When he was 19, Mr. Anderson left Wichita for Muskogee, Okla., where he joined Willie Wright & His Sparklers. The band traveled to Chicago to start a recording career, according to Modena. His mother sent him off with a frying pan, a bag of potatoes and several cans of pork and beans.
During the 1960s and 1970s, Mr. Anderson recorded his own songs with Federal, Chess and Thomas Records. He co-wrote Somebody Loan Me a Dime, used in the 1980 movie The Blues Brothers. His biggest hit was I Got a Problem whose lyrics depicted the problems of loving more than one woman at once, punctuated with him singing, Ow-Wow.
In the late 1970s, Mr. Anderson returned to Wichita to help raise his two youngest daughters. He formed the band Jesse Anderson & The Steamrollers and played at area clubs, such as Indigo and Soggy Bottom. He also opened Sonny Boyz Blues & BBQ at 3838 W. Douglas.
The first night I heard him sing, I went up to him and told him, You are so magnificent; what are you doing in Wichita, Kansas? Modena said. His reply was, Meeting you.

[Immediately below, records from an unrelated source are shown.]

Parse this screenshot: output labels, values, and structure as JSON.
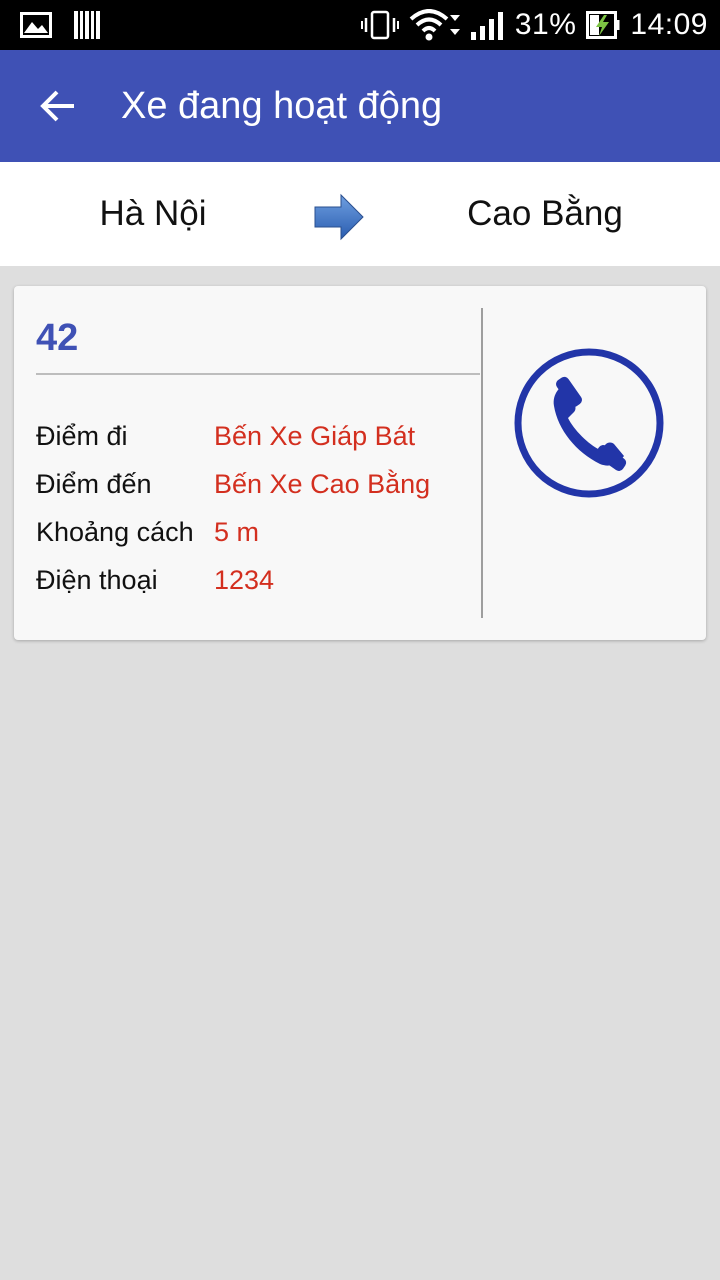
{
  "status_bar": {
    "battery_percent": "31%",
    "time": "14:09"
  },
  "app_bar": {
    "title": "Xe đang hoạt động"
  },
  "route": {
    "from": "Hà Nội",
    "to": "Cao Bằng"
  },
  "vehicle": {
    "id": "42",
    "details": [
      {
        "label": "Điểm đi",
        "value": "Bến Xe Giáp Bát"
      },
      {
        "label": "Điểm đến",
        "value": "Bến Xe Cao Bằng"
      },
      {
        "label": "Khoảng cách",
        "value": "5 m"
      },
      {
        "label": "Điện thoại",
        "value": "1234"
      }
    ]
  },
  "colors": {
    "primary": "#3f51b5",
    "value_text": "#d32f1f",
    "call_icon": "#2235a8"
  }
}
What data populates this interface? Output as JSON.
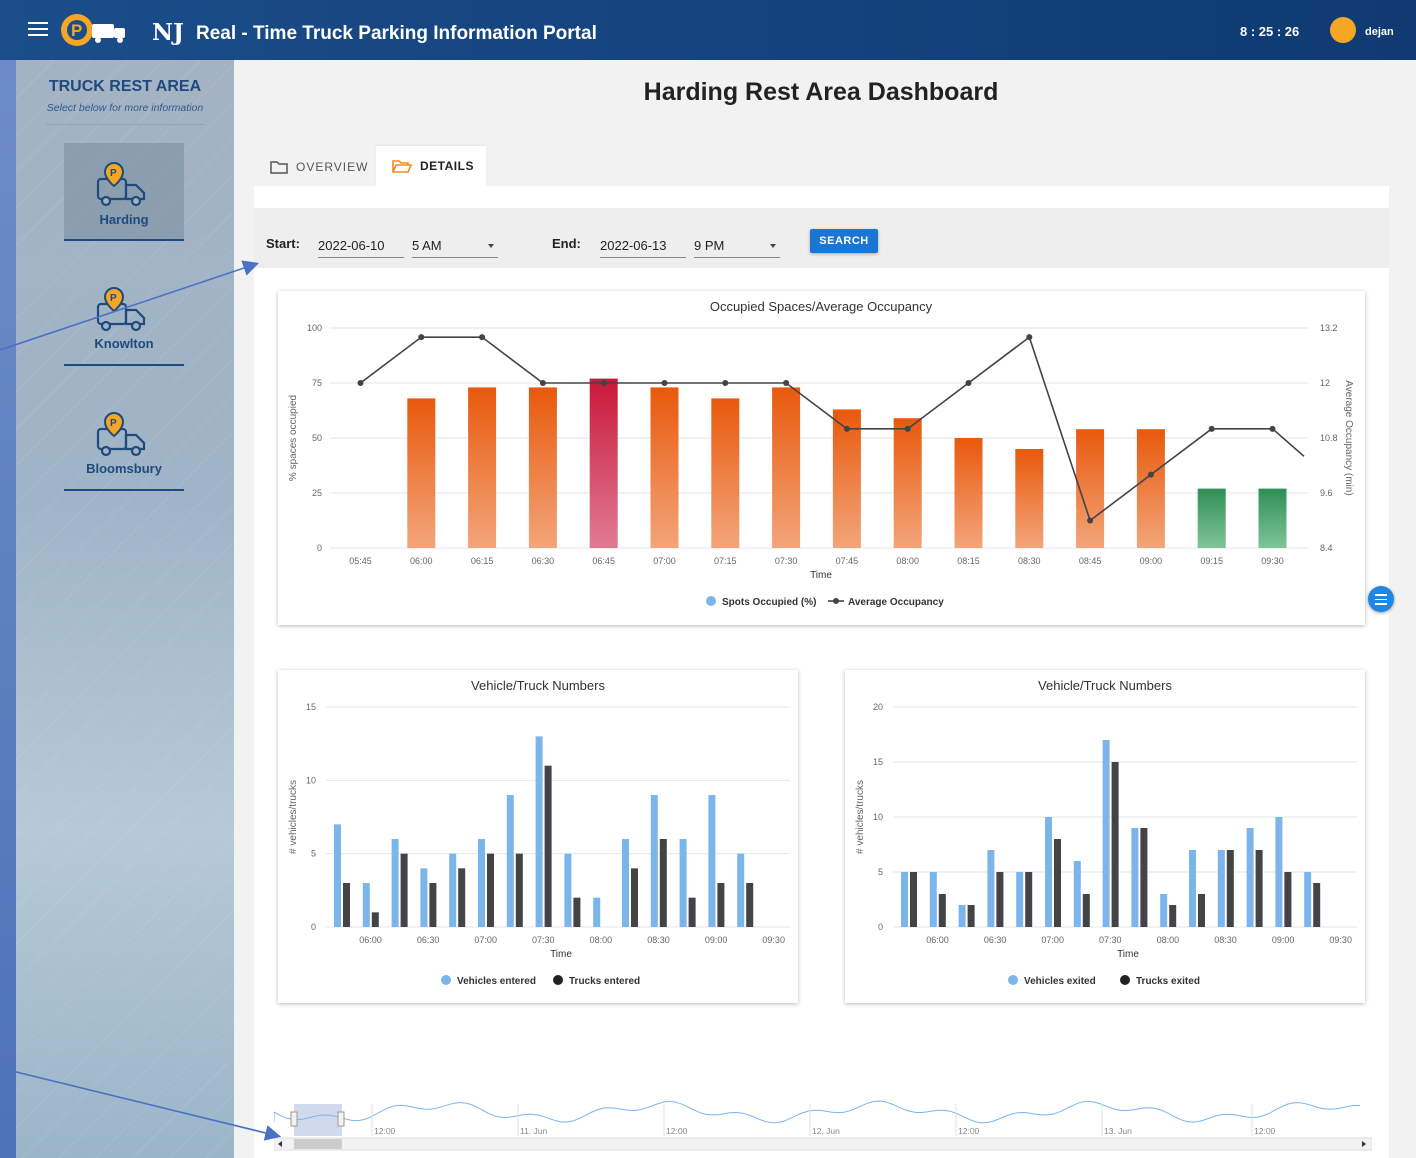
{
  "header": {
    "brand": "NJ",
    "title": "Real - Time Truck Parking Information Portal",
    "clock": "8 : 25 : 26",
    "user": "dejan"
  },
  "sidebar": {
    "title": "TRUCK REST AREA",
    "subtitle": "Select below for more information",
    "items": [
      {
        "label": "Harding",
        "active": true
      },
      {
        "label": "Knowlton",
        "active": false
      },
      {
        "label": "Bloomsbury",
        "active": false
      }
    ]
  },
  "page": {
    "title": "Harding Rest Area Dashboard",
    "tabs": [
      {
        "label": "OVERVIEW",
        "active": false
      },
      {
        "label": "DETAILS",
        "active": true
      }
    ]
  },
  "filters": {
    "start_label": "Start:",
    "start_date": "2022-06-10",
    "start_hour": "5 AM",
    "end_label": "End:",
    "end_date": "2022-06-13",
    "end_hour": "9 PM",
    "search_label": "SEARCH"
  },
  "colors": {
    "header": "#0f3a72",
    "bar_orange": "#e8590c",
    "bar_red": "#c9183a",
    "bar_green": "#2f8f55",
    "vehicles": "#7cb5ec",
    "trucks": "#434348",
    "line": "#434348"
  },
  "chart_data": [
    {
      "type": "bar",
      "title": "Occupied Spaces/Average Occupancy",
      "xlabel": "Time",
      "ylabel": "% spaces occupied",
      "y2label": "Average Occupancy (min)",
      "categories": [
        "05:45",
        "06:00",
        "06:15",
        "06:30",
        "06:45",
        "07:00",
        "07:15",
        "07:30",
        "07:45",
        "08:00",
        "08:15",
        "08:30",
        "08:45",
        "09:00",
        "09:15",
        "09:30"
      ],
      "ylim": [
        0,
        100
      ],
      "yticks": [
        0,
        25,
        50,
        75,
        100
      ],
      "y2lim": [
        8.4,
        13.2
      ],
      "y2ticks": [
        8.4,
        9.6,
        10.8,
        12,
        13.2
      ],
      "series": [
        {
          "name": "Spots Occupied (%)",
          "axis": "left",
          "values": [
            0,
            68,
            73,
            73,
            77,
            73,
            68,
            73,
            63,
            59,
            50,
            45,
            54,
            54,
            27,
            27
          ]
        },
        {
          "name": "Average Occupancy",
          "axis": "right",
          "type": "line",
          "values": [
            12.0,
            13.0,
            13.0,
            12.0,
            12.0,
            12.0,
            12.0,
            12.0,
            11.0,
            11.0,
            12.0,
            13.0,
            9.0,
            10.0,
            11.0,
            11.0
          ]
        }
      ],
      "legend": "bottom-center"
    },
    {
      "type": "bar",
      "title": "Vehicle/Truck Numbers",
      "xlabel": "Time",
      "ylabel": "# vehicles/trucks",
      "categories": [
        "05:45",
        "06:00",
        "06:15",
        "06:30",
        "06:45",
        "07:00",
        "07:15",
        "07:30",
        "07:45",
        "08:00",
        "08:15",
        "08:30",
        "08:45",
        "09:00",
        "09:15",
        "09:30"
      ],
      "xticks": [
        "06:00",
        "06:30",
        "07:00",
        "07:30",
        "08:00",
        "08:30",
        "09:00",
        "09:30"
      ],
      "ylim": [
        0,
        15
      ],
      "yticks": [
        0,
        5,
        10,
        15
      ],
      "series": [
        {
          "name": "Vehicles entered",
          "values": [
            7,
            3,
            6,
            4,
            5,
            6,
            9,
            13,
            5,
            2,
            6,
            9,
            6,
            9,
            5
          ]
        },
        {
          "name": "Trucks entered",
          "values": [
            3,
            1,
            5,
            3,
            4,
            5,
            5,
            11,
            2,
            0,
            4,
            6,
            2,
            3,
            3
          ]
        }
      ],
      "legend": "bottom-center"
    },
    {
      "type": "bar",
      "title": "Vehicle/Truck Numbers",
      "xlabel": "Time",
      "ylabel": "# vehicles/trucks",
      "categories": [
        "05:45",
        "06:00",
        "06:15",
        "06:30",
        "06:45",
        "07:00",
        "07:15",
        "07:30",
        "07:45",
        "08:00",
        "08:15",
        "08:30",
        "08:45",
        "09:00",
        "09:15",
        "09:30"
      ],
      "xticks": [
        "06:00",
        "06:30",
        "07:00",
        "07:30",
        "08:00",
        "08:30",
        "09:00",
        "09:30"
      ],
      "ylim": [
        0,
        20
      ],
      "yticks": [
        0,
        5,
        10,
        15,
        20
      ],
      "series": [
        {
          "name": "Vehicles exited",
          "values": [
            5,
            5,
            2,
            7,
            5,
            10,
            6,
            17,
            9,
            3,
            7,
            7,
            9,
            10,
            5
          ]
        },
        {
          "name": "Trucks exited",
          "values": [
            5,
            3,
            2,
            5,
            5,
            8,
            3,
            15,
            9,
            2,
            3,
            7,
            7,
            5,
            4
          ]
        }
      ],
      "legend": "bottom-center"
    }
  ],
  "navigator": {
    "labels": [
      "12:00",
      "11. Jun",
      "12:00",
      "12. Jun",
      "12:00",
      "13. Jun",
      "12:00"
    ]
  }
}
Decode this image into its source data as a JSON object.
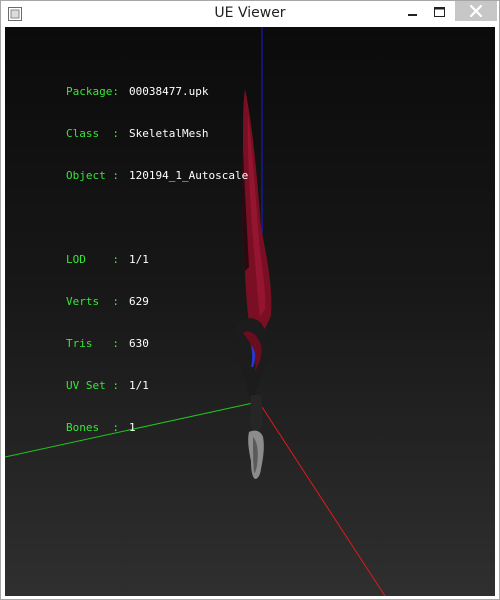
{
  "window": {
    "title": "UE Viewer",
    "icons": {
      "app": "app-icon",
      "minimize": "minimize-icon",
      "maximize": "maximize-icon",
      "close": "close-icon"
    }
  },
  "info": {
    "group1": [
      {
        "label": "Package:",
        "value": "00038477.upk"
      },
      {
        "label": "Class  :",
        "value": "SkeletalMesh"
      },
      {
        "label": "Object :",
        "value": "120194_1_Autoscale"
      }
    ],
    "group2": [
      {
        "label": "LOD    :",
        "value": "1/1"
      },
      {
        "label": "Verts  :",
        "value": "629"
      },
      {
        "label": "Tris   :",
        "value": "630"
      },
      {
        "label": "UV Set :",
        "value": "1/1"
      },
      {
        "label": "Bones  :",
        "value": "1"
      }
    ]
  },
  "colors": {
    "label_text": "#37e637",
    "value_text": "#ffffff",
    "axis_x": "#e11a1a",
    "axis_y": "#1ec81e",
    "axis_z": "#1a1ad6",
    "blade": "#7a0f24",
    "hilt": "#1c1c1c",
    "grip": "#8c8c8c"
  }
}
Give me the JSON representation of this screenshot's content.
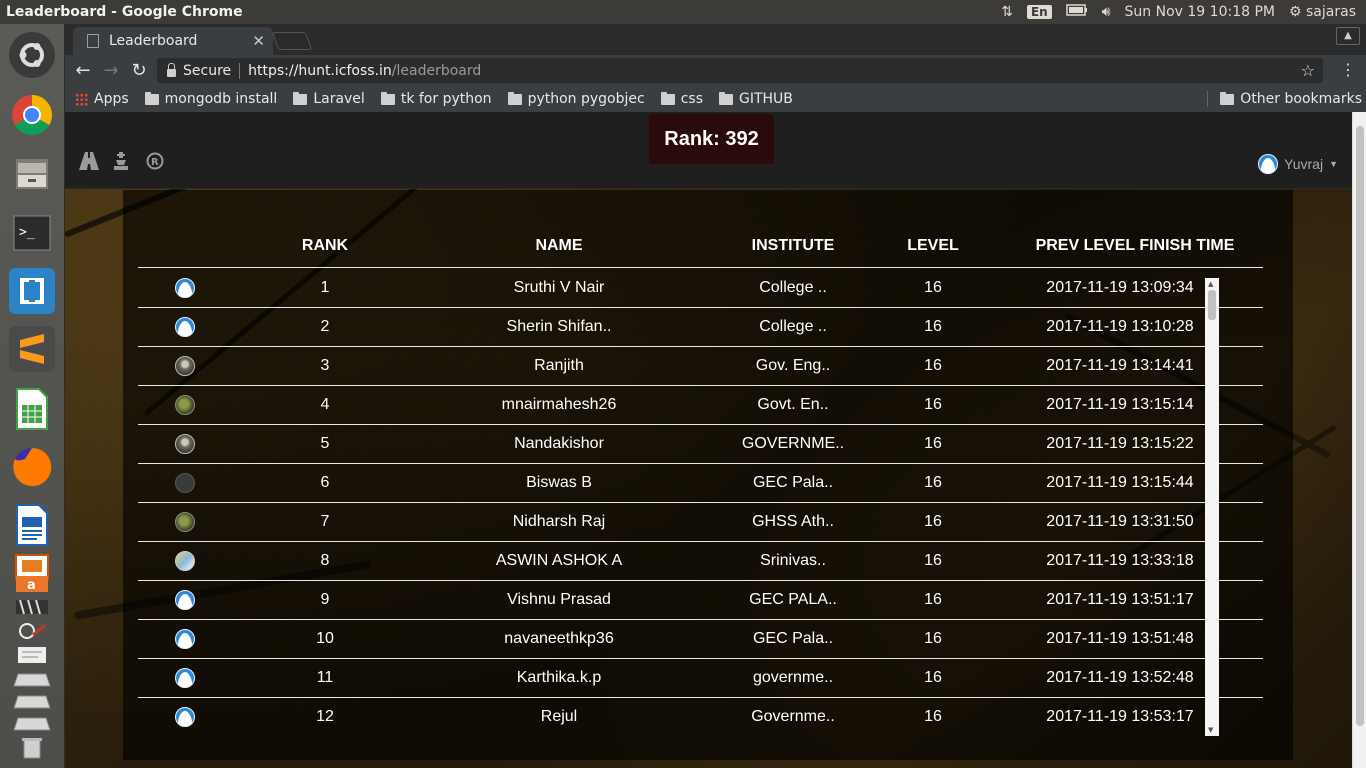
{
  "system": {
    "window_title": "Leaderboard - Google Chrome",
    "keyboard_layout": "En",
    "datetime": "Sun Nov 19 10:18 PM",
    "username": "sajaras"
  },
  "browser": {
    "tab_title": "Leaderboard",
    "security_label": "Secure",
    "url_host": "https://hunt.icfoss.in",
    "url_path": "/leaderboard",
    "bookmarks": [
      "Apps",
      "mongodb install",
      "Laravel",
      "tk for python",
      "python pygobjec",
      "css",
      "GITHUB"
    ],
    "other_bookmarks": "Other bookmarks"
  },
  "page": {
    "rank_label": "Rank: 392",
    "user_name": "Yuvraj",
    "columns": [
      "RANK",
      "NAME",
      "INSTITUTE",
      "LEVEL",
      "PREV LEVEL FINISH TIME"
    ],
    "rows": [
      {
        "avatar": "default-avatar",
        "rank": "1",
        "name": "Sruthi V Nair",
        "institute": "College ..",
        "level": "16",
        "time": "2017-11-19 13:09:34"
      },
      {
        "avatar": "default-avatar",
        "rank": "2",
        "name": "Sherin Shifan..",
        "institute": "College ..",
        "level": "16",
        "time": "2017-11-19 13:10:28"
      },
      {
        "avatar": "photo-avatar",
        "rank": "3",
        "name": "Ranjith",
        "institute": "Gov. Eng..",
        "level": "16",
        "time": "2017-11-19 13:14:41"
      },
      {
        "avatar": "photo-avatar-green",
        "rank": "4",
        "name": "mnairmahesh26",
        "institute": "Govt. En..",
        "level": "16",
        "time": "2017-11-19 13:15:14"
      },
      {
        "avatar": "photo-avatar",
        "rank": "5",
        "name": "Nandakishor",
        "institute": "GOVERNME..",
        "level": "16",
        "time": "2017-11-19 13:15:22"
      },
      {
        "avatar": "photo-avatar-dark",
        "rank": "6",
        "name": "Biswas B",
        "institute": "GEC Pala..",
        "level": "16",
        "time": "2017-11-19 13:15:44"
      },
      {
        "avatar": "photo-avatar-green",
        "rank": "7",
        "name": "Nidharsh Raj",
        "institute": "GHSS Ath..",
        "level": "16",
        "time": "2017-11-19 13:31:50"
      },
      {
        "avatar": "photo-avatar-mixed",
        "rank": "8",
        "name": "ASWIN ASHOK A",
        "institute": "Srinivas..",
        "level": "16",
        "time": "2017-11-19 13:33:18"
      },
      {
        "avatar": "default-avatar",
        "rank": "9",
        "name": "Vishnu Prasad",
        "institute": "GEC PALA..",
        "level": "16",
        "time": "2017-11-19 13:51:17"
      },
      {
        "avatar": "default-avatar",
        "rank": "10",
        "name": "navaneethkp36",
        "institute": "GEC Pala..",
        "level": "16",
        "time": "2017-11-19 13:51:48"
      },
      {
        "avatar": "default-avatar",
        "rank": "11",
        "name": "Karthika.k.p",
        "institute": "governme..",
        "level": "16",
        "time": "2017-11-19 13:52:48"
      },
      {
        "avatar": "default-avatar",
        "rank": "12",
        "name": "Rejul",
        "institute": "Governme..",
        "level": "16",
        "time": "2017-11-19 13:53:17"
      }
    ]
  },
  "colors": {
    "rank_box_bg": "#2a0a0a",
    "nav_bg": "#1f1f1f",
    "default_avatar": "#2b8ad8"
  }
}
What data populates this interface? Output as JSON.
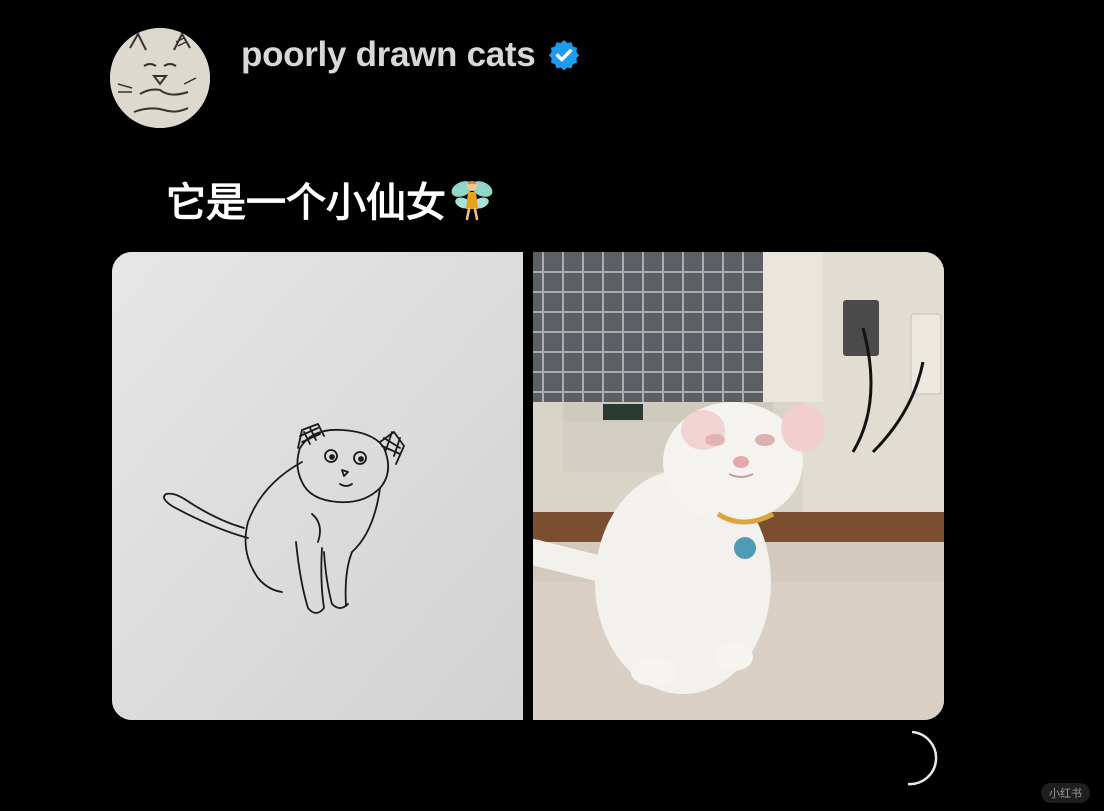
{
  "profile": {
    "display_name": "poorly drawn cats",
    "verified_icon": "verified-badge-icon",
    "avatar_icon": "sketch-cat-face-avatar"
  },
  "post": {
    "text": "它是一个小仙女",
    "emoji": "fairy-emoji"
  },
  "media": [
    {
      "kind": "image",
      "description_icon": "cat-line-drawing-image"
    },
    {
      "kind": "image",
      "description_icon": "white-cat-photo-image"
    }
  ],
  "watermark": {
    "text": "小红书"
  },
  "colors": {
    "background": "#000000",
    "name_text": "#d8d8d8",
    "verified_blue": "#1d9bf0",
    "post_text": "#ffffff"
  }
}
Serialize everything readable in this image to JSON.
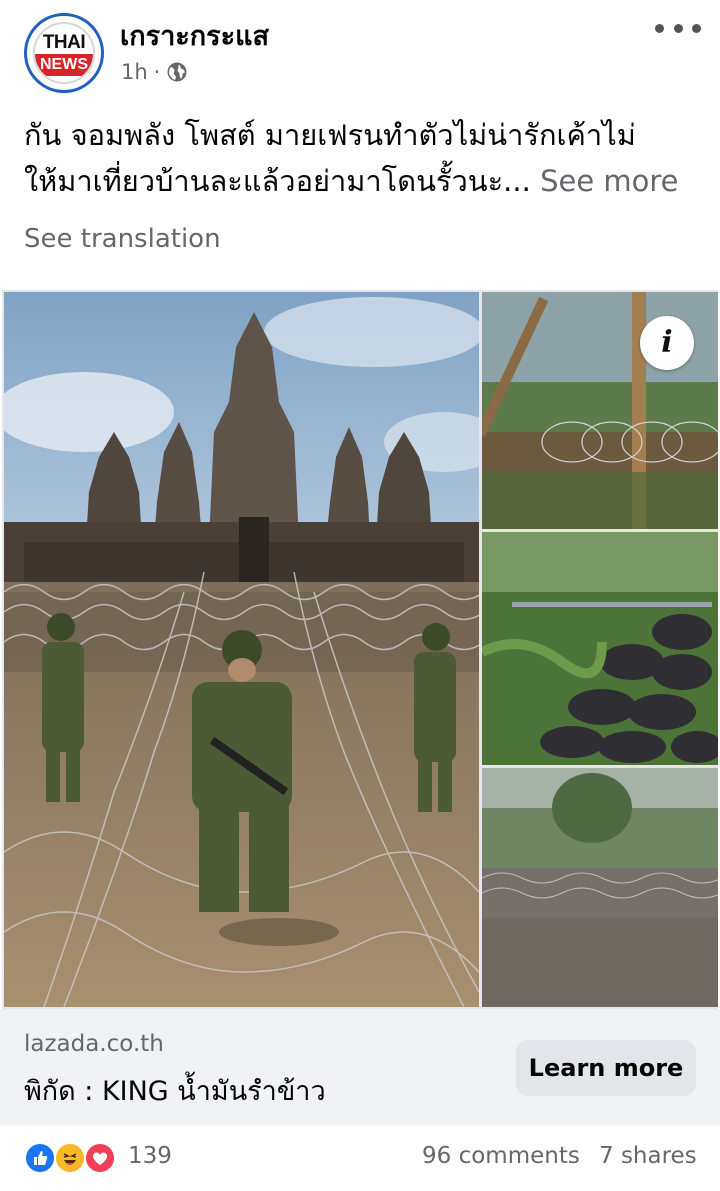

There were together for 16 years.
Besides music, Mr. Anderson took delight in passing information on to other people, Modena said. He took theology and horticulture classes and cooking lessons. He served as a chef for the Holiday Inn in downtown Wichita during the 1970s.
Besides Modena, Mr. Anderson is survived by his four daughters, Jazell, Fawnette, Des Moines and Nicole, 11 grandchildren and numerous great-grandchildren. He was preceded in death by his mother, Mable Anderson, and daughter Chiffon.